Animalcare has failed to enhance the no pain, no gain portfolio since recruited almost a year ago. The shares have rarely stood above the 171p buying price and, after a profits warning, fell slowly but decisively. They are, as I write, around 136p. Figures, in line with the lower expectations, have not surprisingly made little impact.
Still I am, at least for the time being, sticking with the shares. The portfolio clearly alighted on them at the wrong time. There are signs that the climate is getting better and although it could be some time before we see 171p again the group is at least now heading in the right direction. The veterinary products concern is also in agreement with my desire to bolster the bank balances of shareholders. In spite of the disappointing profits performance, it has increased its dividend and I believe there are indications it will continue to adopt a progressive payments policy. Current yield is 3.3 per cent and if profit and dividend hopes are realised the return should increase. So the yield looks quite reasonable in these low interest rate days that, some believe, will continue to at least 2015.
Of course, the retreat from my buying price is disappointing. But the dividend attitude does provide some consolation.
The group's "true" pre-tax profits were £2.1m against £2.9m. At the adjusted level profits were £2.3m compared with £3m. Stockbroker N+1 Singer (the result of a merger between Singer Capital Markets and N+1Brewin) estimate that this year Animalcare will make an adjusted £2.6m. Analysts Chris Glasper and Sahill Shan say the group endured an "annus horribiles" last year but is now back on track. Trading so far this year is said to be "comfortably above" last year's display.

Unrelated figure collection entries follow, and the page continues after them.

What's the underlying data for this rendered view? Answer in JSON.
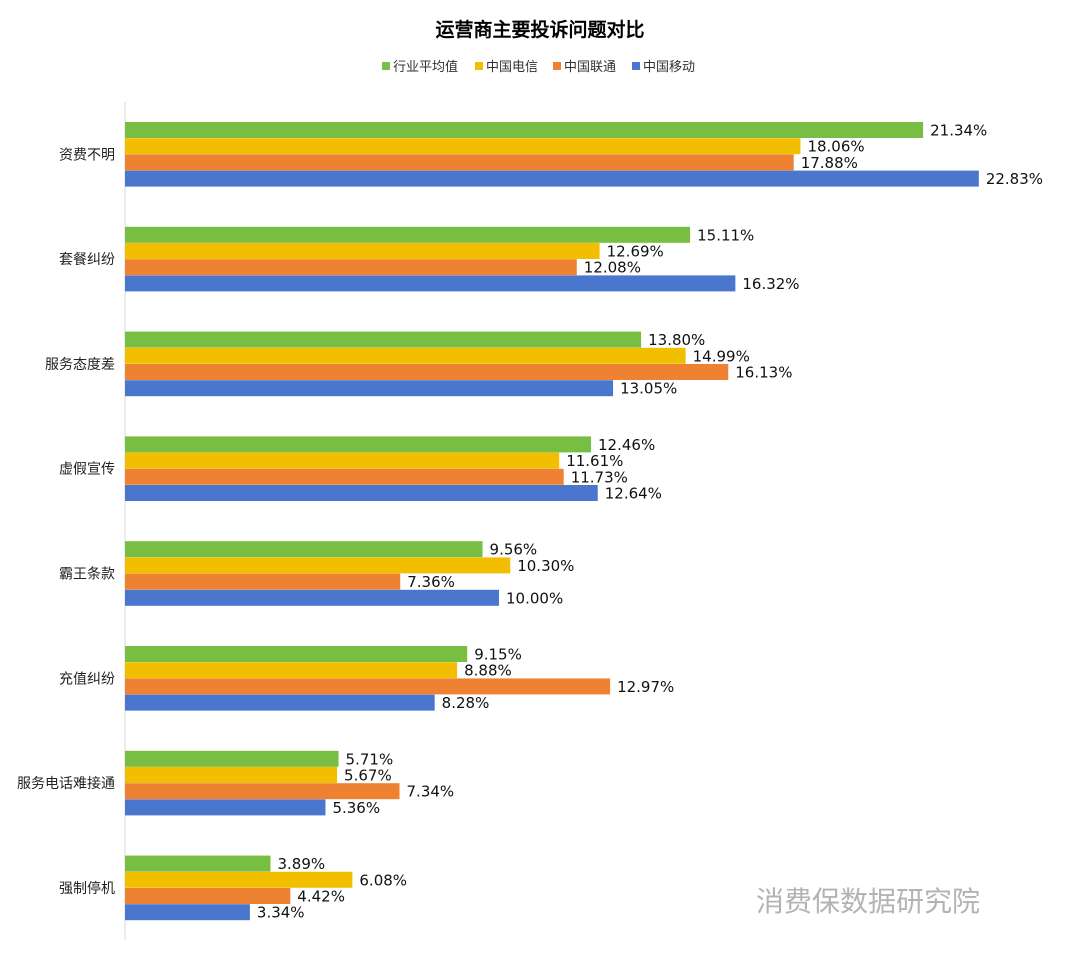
{
  "chart_data": {
    "type": "bar",
    "orientation": "horizontal",
    "title": "运营商主要投诉问题对比",
    "categories": [
      "资费不明",
      "套餐纠纷",
      "服务态度差",
      "虚假宣传",
      "霸王条款",
      "充值纠纷",
      "服务电话难接通",
      "强制停机"
    ],
    "series": [
      {
        "name": "行业平均值",
        "color": "#77BE43",
        "values": [
          21.34,
          15.11,
          13.8,
          12.46,
          9.56,
          9.15,
          5.71,
          3.89
        ],
        "labels": [
          "21.34%",
          "15.11%",
          "13.80%",
          "12.46%",
          "9.56%",
          "9.15%",
          "5.71%",
          "3.89%"
        ]
      },
      {
        "name": "中国电信",
        "color": "#F2BE00",
        "values": [
          18.06,
          12.69,
          14.99,
          11.61,
          10.3,
          8.88,
          5.67,
          6.08
        ],
        "labels": [
          "18.06%",
          "12.69%",
          "14.99%",
          "11.61%",
          "10.30%",
          "8.88%",
          "5.67%",
          "6.08%"
        ]
      },
      {
        "name": "中国联通",
        "color": "#EE8232",
        "values": [
          17.88,
          12.08,
          16.13,
          11.73,
          7.36,
          12.97,
          7.34,
          4.42
        ],
        "labels": [
          "17.88%",
          "12.08%",
          "16.13%",
          "11.73%",
          "7.36%",
          "12.97%",
          "7.34%",
          "4.42%"
        ]
      },
      {
        "name": "中国移动",
        "color": "#4A76CD",
        "values": [
          22.83,
          16.32,
          13.05,
          12.64,
          10.0,
          8.28,
          5.36,
          3.34
        ],
        "labels": [
          "22.83%",
          "16.32%",
          "13.05%",
          "12.64%",
          "10.00%",
          "8.28%",
          "5.36%",
          "3.34%"
        ]
      }
    ],
    "legend_order": [
      "行业平均值",
      "中国电信",
      "中国联通",
      "中国移动"
    ],
    "legend_position": "top",
    "grid": false,
    "xlim": [
      0,
      25
    ]
  },
  "watermark": "消费保数据研究院"
}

Another constituent, Marston's, has often been below my 95p buying price. My faith in the brewer and pub owner is now being rewarded as the shares have hit 120p. The group, like many others that have insisted that food and beer are the ideal blend for these straitened times, has continued to shrug off recessionary influences that have so devastated many drink-led pubs.
In a year-end trading update, the brewer of such hand pump beers as Brakespear and Pedigree said like-for-like sales at its increasing spread of managed pubs were up 2.2 per cent and the rest of the estate (composed of franchised, leased and tenanted outlets) rolled out operating profits some 3 per cent higher. Beer sales rose 2 per cent. The group has been busy building pub/restaurants for a few years to engage more fully in the casual eating-out revolution. Last year it opened 25 outlets and in the next 12 months or so could add up to another 25. Chief executive Ralph Findlay says returns from the newly opened pub/restaurants are "above target".
Marston's, too, likes to offer dividend comfort to shareholders. For a long while it enjoyed a yield in the 5 per cent and 6 per cent categories. The share price advance has, of course, cut the historic return to around the 4.9 per cent level. The interim dividend was lifted and I expect a modest increase in the final payment. Although Marston's shares are riding at around their best level for more than a year they are still a long way from the price hit some years ago when brewing and pubs were riding high.
Finally G4S which, despite unseemly take-over and Olympic shenanigans, remains a portfolio member. The security group has returned to the acquisition trail in Belgium, paying almost £3m for a fire and safety personnel and equipment enterprise there.
I have described G4S as an Indian rubber share; it keeps bouncing back. After shareholders rebelled against buying the Danish ISS catering and security group for £5.5bn the shares slumped alarmingly. They recovered only to suffer another roasting after the Olympic fiasco. The price has let bygones be bygones and improved to 269p, giving the portfolio a tiny but welcome profit. Even if its Olympic problems do reputational damage, I don't expect any reductions in dividend payments.